The treatment of the PRC is strangely deferential and legalistic. The PRC is ‘encouraged’ to behave more constructively with regard to the rules-based international system, is ‘called on’ to respect human rights and fundamental freedoms and to act in accordance with international commitments and legal obligations, is ‘encouraged’ to seek peaceful resolution of disputes in the Taiwan Strait, and is ‘urged’ to act more responsibly in the global economy. In other words, the PRC is invited – terribly politely – to fix the problems the G7 believes it has created or condoned. This is not the diplomacy of either sticks or carrots, but of the furrowed brow. 

As for Russia, G7 ministers ‘note with regret’ Russia’s destabilising military behaviour on the border with Ukraine and in Crimea and its ‘malign’ use of political disinformation and cyber attacks, insists that those who use chemical weapons should be held accountable and expresses ‘solidarity’ with those affected by Russian behaviour which will ‘continue to be met with the staunchest resolve’. The communiqué does at least promise to ‘address and deter’ Russia’s aberrant behaviour but gives no indication as to how that might be undertaken.

The communiqué touches upon problems that are of very serious concern, and the conviction it shows is, no doubt, just as serious. But what now? The G7 is not, of course, the North Atlantic Treaty Organisation (NATO) and cannot be expected to behave or sound like a politico-military alliance – nor would we wish these problems and challenges to be viewed through NATO-standard binoculars. But when the G7 produces such a comprehensive, highly principled and outcome-oriented perspective on global security it is not unreasonable to expect it to be able, to some extent at least, to ‘walk the walk’ as well as ‘talk the talk’. 
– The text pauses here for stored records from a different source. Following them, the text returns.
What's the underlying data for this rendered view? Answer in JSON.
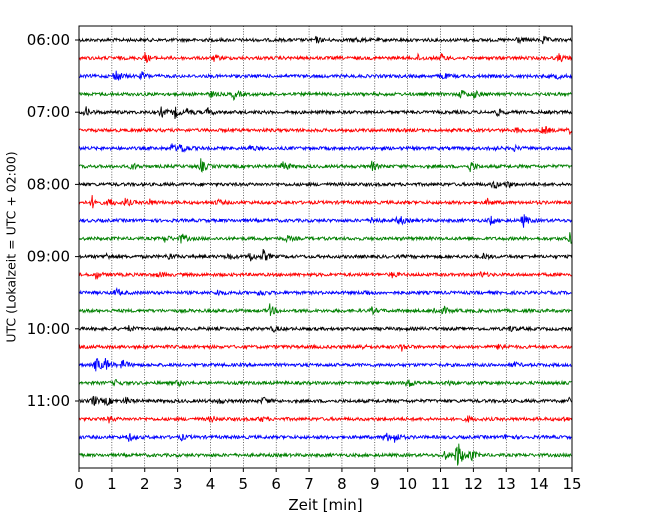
{
  "chart_data": {
    "type": "line",
    "title": "",
    "xlabel": "Zeit  [min]",
    "ylabel": "UTC (Lokalzeit = UTC + 02:00)",
    "xlim": [
      0,
      15
    ],
    "x_ticks": [
      "0",
      "1",
      "2",
      "3",
      "4",
      "5",
      "6",
      "7",
      "8",
      "9",
      "10",
      "11",
      "12",
      "13",
      "14",
      "15"
    ],
    "y_ticks": [
      {
        "label": "06:00",
        "row": 0
      },
      {
        "label": "07:00",
        "row": 4
      },
      {
        "label": "08:00",
        "row": 8
      },
      {
        "label": "09:00",
        "row": 12
      },
      {
        "label": "10:00",
        "row": 16
      },
      {
        "label": "11:00",
        "row": 20
      }
    ],
    "grid": {
      "vertical": "dotted"
    },
    "colors": [
      "#000000",
      "#ff0000",
      "#0000ff",
      "#008000"
    ],
    "series": [
      {
        "start": "06:00",
        "color": "#000000",
        "events": [
          {
            "t": 7.2,
            "a": 3
          },
          {
            "t": 8.4,
            "a": 3
          },
          {
            "t": 13.3,
            "a": 4
          },
          {
            "t": 14.1,
            "a": 4
          }
        ]
      },
      {
        "start": "06:15",
        "color": "#ff0000",
        "events": [
          {
            "t": 2.0,
            "a": 5
          },
          {
            "t": 4.1,
            "a": 3
          },
          {
            "t": 10.3,
            "a": 3
          },
          {
            "t": 11.0,
            "a": 4
          },
          {
            "t": 14.6,
            "a": 4
          }
        ]
      },
      {
        "start": "06:30",
        "color": "#0000ff",
        "events": [
          {
            "t": 1.1,
            "a": 8
          },
          {
            "t": 1.9,
            "a": 4
          },
          {
            "t": 11.0,
            "a": 5
          },
          {
            "t": 14.5,
            "a": 3
          }
        ]
      },
      {
        "start": "06:45",
        "color": "#008000",
        "events": [
          {
            "t": 4.0,
            "a": 3
          },
          {
            "t": 4.7,
            "a": 5
          },
          {
            "t": 11.6,
            "a": 5
          },
          {
            "t": 12.0,
            "a": 4
          }
        ]
      },
      {
        "start": "07:00",
        "color": "#000000",
        "events": [
          {
            "t": 0.2,
            "a": 5
          },
          {
            "t": 2.5,
            "a": 5
          },
          {
            "t": 2.9,
            "a": 6
          },
          {
            "t": 3.3,
            "a": 4
          },
          {
            "t": 3.9,
            "a": 4
          },
          {
            "t": 12.7,
            "a": 4
          }
        ]
      },
      {
        "start": "07:15",
        "color": "#ff0000",
        "events": [
          {
            "t": 13.3,
            "a": 3
          },
          {
            "t": 14.1,
            "a": 6
          },
          {
            "t": 14.9,
            "a": 4
          }
        ]
      },
      {
        "start": "07:30",
        "color": "#0000ff",
        "events": [
          {
            "t": 2.8,
            "a": 5
          },
          {
            "t": 3.1,
            "a": 7
          },
          {
            "t": 5.2,
            "a": 3
          },
          {
            "t": 12.5,
            "a": 3
          },
          {
            "t": 13.2,
            "a": 3
          }
        ]
      },
      {
        "start": "07:45",
        "color": "#008000",
        "events": [
          {
            "t": 1.6,
            "a": 4
          },
          {
            "t": 3.7,
            "a": 7
          },
          {
            "t": 6.2,
            "a": 6
          },
          {
            "t": 8.9,
            "a": 5
          },
          {
            "t": 11.9,
            "a": 6
          }
        ]
      },
      {
        "start": "08:00",
        "color": "#000000",
        "events": [
          {
            "t": 12.6,
            "a": 5
          },
          {
            "t": 13.0,
            "a": 4
          }
        ]
      },
      {
        "start": "08:15",
        "color": "#ff0000",
        "events": [
          {
            "t": 0.4,
            "a": 6
          },
          {
            "t": 0.9,
            "a": 5
          },
          {
            "t": 1.4,
            "a": 5
          },
          {
            "t": 2.1,
            "a": 4
          },
          {
            "t": 4.2,
            "a": 3
          },
          {
            "t": 12.4,
            "a": 4
          }
        ]
      },
      {
        "start": "08:30",
        "color": "#0000ff",
        "events": [
          {
            "t": 8.9,
            "a": 4
          },
          {
            "t": 9.7,
            "a": 7
          },
          {
            "t": 12.5,
            "a": 5
          },
          {
            "t": 13.5,
            "a": 8
          }
        ]
      },
      {
        "start": "08:45",
        "color": "#008000",
        "events": [
          {
            "t": 2.6,
            "a": 4
          },
          {
            "t": 3.1,
            "a": 5
          },
          {
            "t": 6.3,
            "a": 3
          },
          {
            "t": 14.9,
            "a": 7
          }
        ]
      },
      {
        "start": "09:00",
        "color": "#000000",
        "events": [
          {
            "t": 0.8,
            "a": 3
          },
          {
            "t": 2.7,
            "a": 4
          },
          {
            "t": 4.5,
            "a": 4
          },
          {
            "t": 5.2,
            "a": 5
          },
          {
            "t": 5.6,
            "a": 6
          },
          {
            "t": 12.3,
            "a": 3
          }
        ]
      },
      {
        "start": "09:15",
        "color": "#ff0000",
        "events": [
          {
            "t": 0.5,
            "a": 4
          },
          {
            "t": 2.4,
            "a": 3
          },
          {
            "t": 9.5,
            "a": 3
          },
          {
            "t": 12.2,
            "a": 3
          }
        ]
      },
      {
        "start": "09:30",
        "color": "#0000ff",
        "events": [
          {
            "t": 1.1,
            "a": 5
          },
          {
            "t": 4.2,
            "a": 3
          },
          {
            "t": 5.5,
            "a": 4
          },
          {
            "t": 8.7,
            "a": 3
          }
        ]
      },
      {
        "start": "09:45",
        "color": "#008000",
        "events": [
          {
            "t": 5.8,
            "a": 6
          },
          {
            "t": 8.9,
            "a": 3
          },
          {
            "t": 10.8,
            "a": 4
          },
          {
            "t": 11.1,
            "a": 3
          }
        ]
      },
      {
        "start": "10:00",
        "color": "#000000",
        "events": [
          {
            "t": 1.5,
            "a": 3
          },
          {
            "t": 5.9,
            "a": 3
          },
          {
            "t": 13.1,
            "a": 3
          }
        ]
      },
      {
        "start": "10:15",
        "color": "#ff0000",
        "events": [
          {
            "t": 8.5,
            "a": 3
          },
          {
            "t": 9.8,
            "a": 4
          },
          {
            "t": 12.8,
            "a": 5
          }
        ]
      },
      {
        "start": "10:30",
        "color": "#0000ff",
        "events": [
          {
            "t": 0.5,
            "a": 10
          },
          {
            "t": 0.8,
            "a": 6
          },
          {
            "t": 1.3,
            "a": 6
          },
          {
            "t": 13.2,
            "a": 3
          }
        ]
      },
      {
        "start": "10:45",
        "color": "#008000",
        "events": [
          {
            "t": 1.1,
            "a": 3
          },
          {
            "t": 3.0,
            "a": 3
          },
          {
            "t": 10.0,
            "a": 6
          },
          {
            "t": 11.2,
            "a": 3
          }
        ]
      },
      {
        "start": "11:00",
        "color": "#000000",
        "events": [
          {
            "t": 0.4,
            "a": 7
          },
          {
            "t": 0.8,
            "a": 5
          },
          {
            "t": 1.4,
            "a": 4
          },
          {
            "t": 4.2,
            "a": 3
          },
          {
            "t": 5.6,
            "a": 4
          },
          {
            "t": 14.9,
            "a": 4
          }
        ]
      },
      {
        "start": "11:15",
        "color": "#ff0000",
        "events": [
          {
            "t": 0.9,
            "a": 3
          },
          {
            "t": 4.0,
            "a": 4
          },
          {
            "t": 5.5,
            "a": 3
          },
          {
            "t": 11.8,
            "a": 3
          },
          {
            "t": 14.7,
            "a": 3
          }
        ]
      },
      {
        "start": "11:30",
        "color": "#0000ff",
        "events": [
          {
            "t": 1.5,
            "a": 4
          },
          {
            "t": 3.1,
            "a": 3
          },
          {
            "t": 9.3,
            "a": 6
          },
          {
            "t": 9.6,
            "a": 5
          },
          {
            "t": 13.0,
            "a": 4
          }
        ]
      },
      {
        "start": "11:45",
        "color": "#008000",
        "events": [
          {
            "t": 11.1,
            "a": 5
          },
          {
            "t": 11.5,
            "a": 18
          },
          {
            "t": 11.9,
            "a": 6
          }
        ]
      }
    ]
  }
}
In response to the challenges so convincingly described in their communiqué, if the best that these champions of western interests and values can offer is lofty principle and high-minded verbiage, if their preferred response to simmering crises is conversation, then the West is probably in more trouble than we are aware.

Prof. Paul Cornish is a Thomas Telford Associate Fellow in Strategic Power and Infrastructure at the Council on Geostrategy. He has contributed to numerous parliamentary inquiries and has been a member of the Chief of the Defence Staff’s Strategic Advisory Panel.